Bar News - March 5, 2004
ABA President~Elect Nominee Michael Greco Has NH Connection
Pro Bono Champion in Line for Presidency
MICHAEL S. GRECO, a Boston attorney with a long history of championing the legal needs of children and the poor, has been nominated president-elect of the American Bar Association. Greco’s name was placed in nomination by Portsmouth attorney Stephen Tober, New Hampshire State Delegate to the ABA House of Delegates at the ABA’s Annual Meeting last month. Tober, along with ABA Association Delegate L. Jonathan Ross — both NHBA past presidents — worked with Greco in the mid-1980s to marshal the organized bar’s opposition to congressional attempts to curb federal funding for programs representing poor people.

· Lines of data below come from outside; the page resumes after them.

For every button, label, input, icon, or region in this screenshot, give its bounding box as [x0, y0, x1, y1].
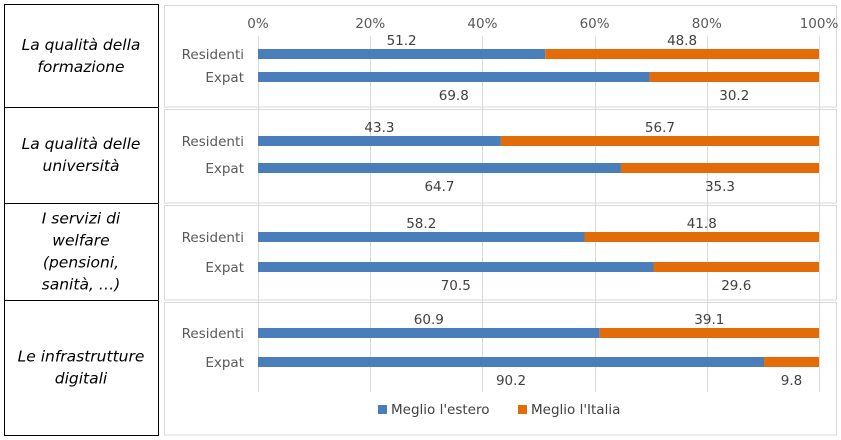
panel-label-line: digitali — [55, 370, 108, 388]
data-label: 90.2 — [496, 373, 526, 389]
legend-label: Meglio l'Italia — [531, 402, 620, 418]
x-tick-label: 20% — [355, 16, 385, 32]
x-tick-label: 100% — [800, 16, 839, 32]
x-tick-label: 40% — [467, 16, 497, 32]
panel-label-line: formazione — [37, 58, 124, 76]
category-label: Residenti — [182, 326, 244, 342]
bar-segment-italia — [649, 72, 819, 82]
bar-segment-italia — [545, 49, 819, 59]
bar-segment-estero — [258, 262, 654, 272]
bar-segment-italia — [500, 136, 819, 146]
panel-frame — [164, 302, 837, 436]
bar-segment-estero — [258, 72, 650, 82]
category-label: Residenti — [182, 47, 244, 63]
data-label: 39.1 — [694, 312, 724, 328]
x-tick-label: 60% — [580, 16, 610, 32]
data-label: 43.3 — [364, 120, 394, 136]
legend-swatch — [378, 405, 387, 414]
bar-segment-estero — [258, 357, 765, 367]
data-label: 29.6 — [721, 278, 751, 294]
category-label: Expat — [205, 70, 244, 86]
data-label: 9.8 — [781, 373, 802, 389]
data-label: 48.8 — [667, 33, 697, 49]
bar-segment-estero — [258, 232, 585, 242]
panel-label-line: La qualità della — [22, 36, 141, 54]
panel-label-line: università — [43, 157, 120, 175]
legend-label: Meglio l'estero — [391, 402, 490, 418]
data-label: 56.7 — [645, 120, 675, 136]
panel-label-line: sanità, …) — [42, 276, 121, 294]
left-column-frame — [4, 4, 159, 436]
bar-segment-estero — [258, 328, 600, 338]
panel-frame — [164, 205, 837, 301]
category-label: Expat — [205, 161, 244, 177]
data-label: 30.2 — [719, 88, 749, 104]
category-label: Expat — [205, 355, 244, 371]
x-tick-label: 0% — [247, 16, 269, 32]
x-tick-label: 80% — [692, 16, 722, 32]
bar-segment-estero — [258, 163, 621, 173]
panel-label-line: welfare — [52, 232, 109, 250]
data-label: 64.7 — [424, 179, 454, 195]
data-label: 41.8 — [687, 216, 717, 232]
data-label: 69.8 — [439, 88, 469, 104]
bar-segment-italia — [764, 357, 819, 367]
panel-label-line: (pensioni, — [43, 254, 119, 272]
data-label: 70.5 — [441, 278, 471, 294]
panel-frame — [164, 109, 837, 204]
panel-label-line: La qualità delle — [22, 135, 141, 153]
category-label: Expat — [205, 260, 244, 276]
bar-segment-italia — [653, 262, 819, 272]
category-label: Residenti — [182, 134, 244, 150]
data-label: 35.3 — [705, 179, 735, 195]
category-label: Residenti — [182, 230, 244, 246]
bar-segment-estero — [258, 49, 546, 59]
legend-swatch — [518, 405, 527, 414]
bar-segment-italia — [584, 232, 819, 242]
data-label: 51.2 — [387, 33, 417, 49]
panel-label-line: I servizi di — [42, 210, 121, 228]
data-label: 60.9 — [414, 312, 444, 328]
panel-label-line: Le infrastrutture — [18, 348, 145, 366]
data-label: 58.2 — [406, 216, 436, 232]
bar-segment-italia — [620, 163, 819, 173]
bar-segment-italia — [599, 328, 819, 338]
bar-segment-estero — [258, 136, 501, 146]
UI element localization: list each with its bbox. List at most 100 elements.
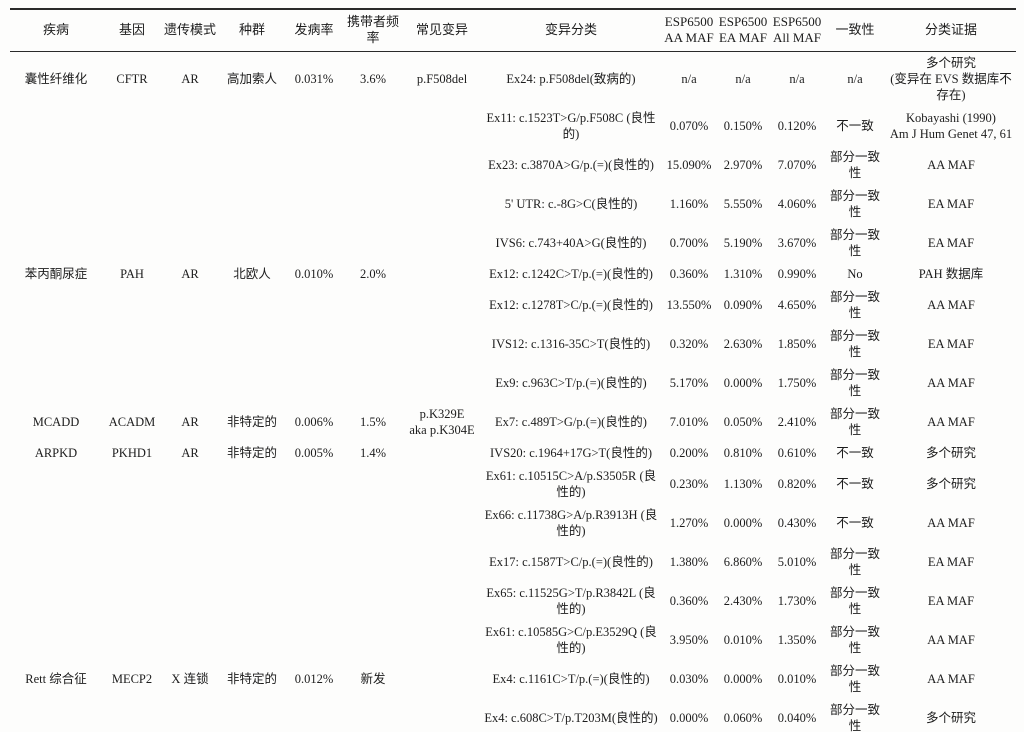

Greco and Ross, then presidents of their respective state bar associations, teamed with bar leaders from other states, including Bill Whitehurst of Texas to form a grass-roots organization, Bar Leaders for the Preservation of Legal Services for the Poor, to focus the attention of local, state and national legal organizations on resisting attempts to impose crippling cuts on the Legal Services Corp., which funds many local legal services organizations. Other NH Bar leaders, including current NH Supreme Court Chief Justice John Broderick, also participated in keeping legal services’ funding on the ABA’s priority agenda. (Broderick eventually was appointed to the board of the Legal Services Corp. by President Clinton and has become one of its longest-serving members.)
Tober, in his nominating speech, said, "For more than 30 years Mike has dedicated time, energy and resources to protecting the liberties and rights of individuals, to the administration of justice, and to the needs and hopes of lawyers. Time and time again we have turned to him for leadership, and time and again, he has served us with distinction."
The Nominating Committee of the ABA House of Delegates then endorsed Greco, and he will run unopposed. The entire House will vote on the nomination in August at the Annual Meeting in Atlanta. Greco will become ABA president in August 2005, at the close of the ABA Annual Meeting in Chicago.
Greco, a partner in the Boston office of Kirkpatrick & Lockhart, LLP, is a trial lawyer with more than 30 years of litigation experience in business, employment and real estate law. He has also served as mediator and arbitrator in complex business and other disputes on both the state and national levels. He joined Kirkpatrick & Lockhart in 2003, after 30 years as partner with Hill & Barlow of Boston.
"In this great country, more than 80 percent of the legal needs of the poor go unmet each year," said Greco. "This is simply unacceptable in a democracy. As lawyers, we have an obligation to help meet those needs, and to help make access to justice available to all. We are committed to redoubling our efforts to ensure that adequate funding for legal services is made available, and that other necessary resources are devoted to serving those who cannot protect themselves. To ensure that rights guaranteed by the constitution are protected, we cannot afford to do less."
Greco has long been active in working to ensure that the legal profession and federal government meet the legal needs of the underserved in America. As president of the Massachusetts Bar Association in 1985, Greco and the Governor jointly appointed a blue-ribbon Commission on the Unmet Legal Needs of Children, whose report and recommendations led to enactment of new statutes protecting the legal rights of children in the state.
Greco also chaired the first-in-the-nation Massachusetts Legal Needs for the Poor Assessment and Plan for Action, and co-founded Bar Leaders for Preservation of Legal Services for the Poor. The Massachusetts Supreme Judicial Court also appointed Greco as chair of the court’s committee on Massachusetts lawyers’ obligations to provide pro bono legal services.
Within the ABA, Greco has served in the House of Delegates since 1985 and as State Delegate from Massachusetts since 1993. He has chaired the association’s Standing Committee on Federal Judiciary and Section of Individual Rights and Responsibilities. After the terrorist attacks on September 11, 2001, Greco was appointed to the ABA Task Force on Terrorism and the Law, which provided analysis of legislation that resulted in the US Patriot Act, and he helped develop ABA policy regarding the use of military tribunals to try suspected terrorists. He also served on the ABA Standing Committee on Law and National Security. Greco is interested in the important balance between effective national security and the preservation of constitutional due process through an independent judiciary and independent legal profession, and will work on those issues during his year as president.